Ahí tienen a todos sus líderes, ídolos con pies de barro, despotricando de la mañana a la noche: “¡Nosotros somos el pal de paller del independentismo; aún podemos morder y torcerle el brazo a España, volveremos a intentarlo!” –rugen Carles Puigdemont, Jordi Turull, Míriam Nogueras y los adláteres de Junts–.

“¡Cupo catalán y mesa de seguimiento de la singularidad catalana o no habrá presupuestos!” –amenazan Oriol Junqueras y Marta Rovira mientras se apuñalan cordialmente–; “¡Esto es intolerable, este es el Govern de un español, anticatalanista, que pretende borrarnos del mapa; a las barricadas, companys!” –vocifera otra vez Lluís Llach–; “¡Todo lo que Salvador Illa propone es estéril y superficial, no va a la raíz del problema, nos opondremos!” –apostillan los xiquets de la CUP, que ahora se santiguan y miran al cielo entre porro y porro…–.

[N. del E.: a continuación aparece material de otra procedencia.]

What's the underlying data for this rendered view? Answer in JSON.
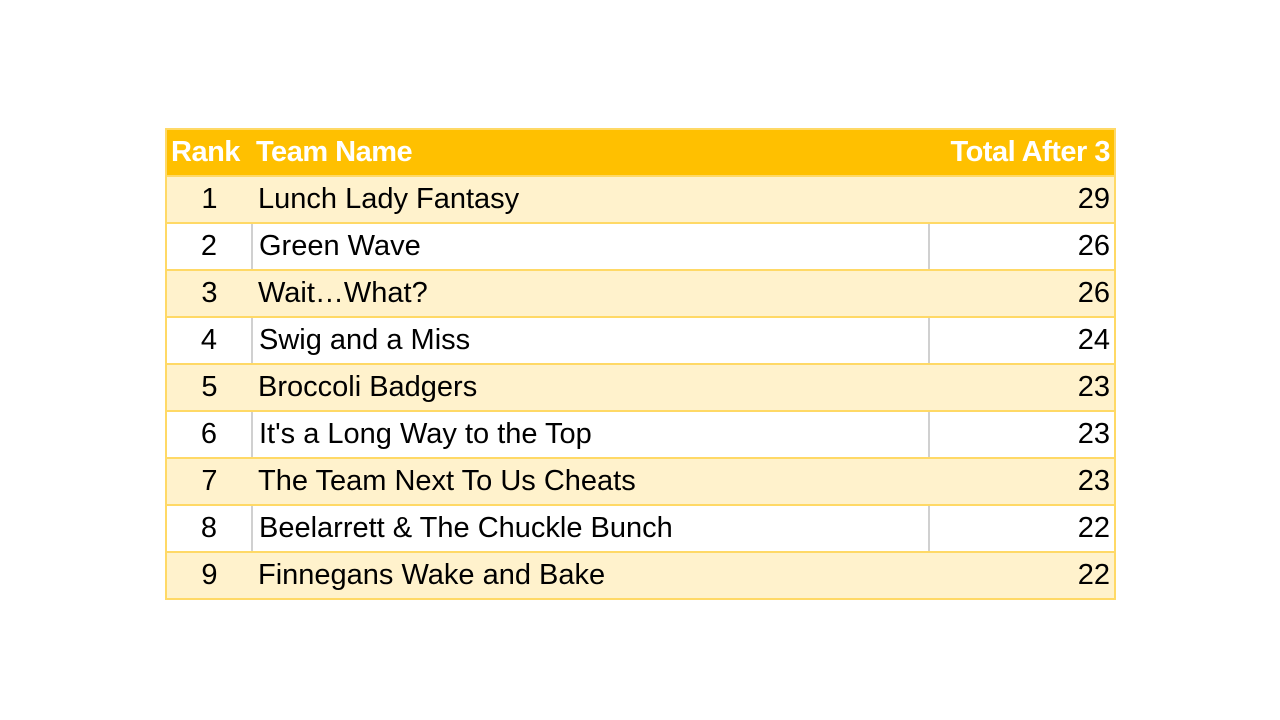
{
  "table": {
    "headers": [
      "Rank",
      "Team Name",
      "Total After 3"
    ],
    "rows": [
      {
        "rank": "1",
        "name": "Lunch Lady Fantasy",
        "total": "29"
      },
      {
        "rank": "2",
        "name": "Green Wave",
        "total": "26"
      },
      {
        "rank": "3",
        "name": "Wait…What?",
        "total": "26"
      },
      {
        "rank": "4",
        "name": "Swig and a Miss",
        "total": "24"
      },
      {
        "rank": "5",
        "name": "Broccoli Badgers",
        "total": "23"
      },
      {
        "rank": "6",
        "name": "It's a Long Way to the Top",
        "total": "23"
      },
      {
        "rank": "7",
        "name": "The Team Next To Us Cheats",
        "total": "23"
      },
      {
        "rank": "8",
        "name": "Beelarrett & The Chuckle Bunch",
        "total": "22"
      },
      {
        "rank": "9",
        "name": "Finnegans Wake and Bake",
        "total": "22"
      }
    ],
    "colors": {
      "header": "#ffc000",
      "band": "#fff2cc",
      "border": "#ffd966"
    }
  }
}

Esta es la parroquia con la que deberá lidiar en su día a día Salvador Illa a lo largo de la legislatura. Entre los muchos asuntos ineludibles que tendrá que abordar –economía, financiación e inversiones, vivienda, inmigración, inseguridad ciudadana, normalización institucional, cumplimiento de sentencias judiciales, cuota lingüística y derechos de los padres a educar a sus hijos en su lengua materna–, deberá empezar por emplearse a fondo si pretende aprobar los presupuestos de la Generalitat del próximo año. Lo logrará, no les quepa duda alguna. 

A diferencia de lo que pueda sucederle, más pronto que tarde, a Pedro Sánchez, condenado irremisiblemente a hundirse en su abyección, corrupción y prepotencia, juraría que en Cataluña tenemos Salvador Illa para rato. Concédanle 200 días más.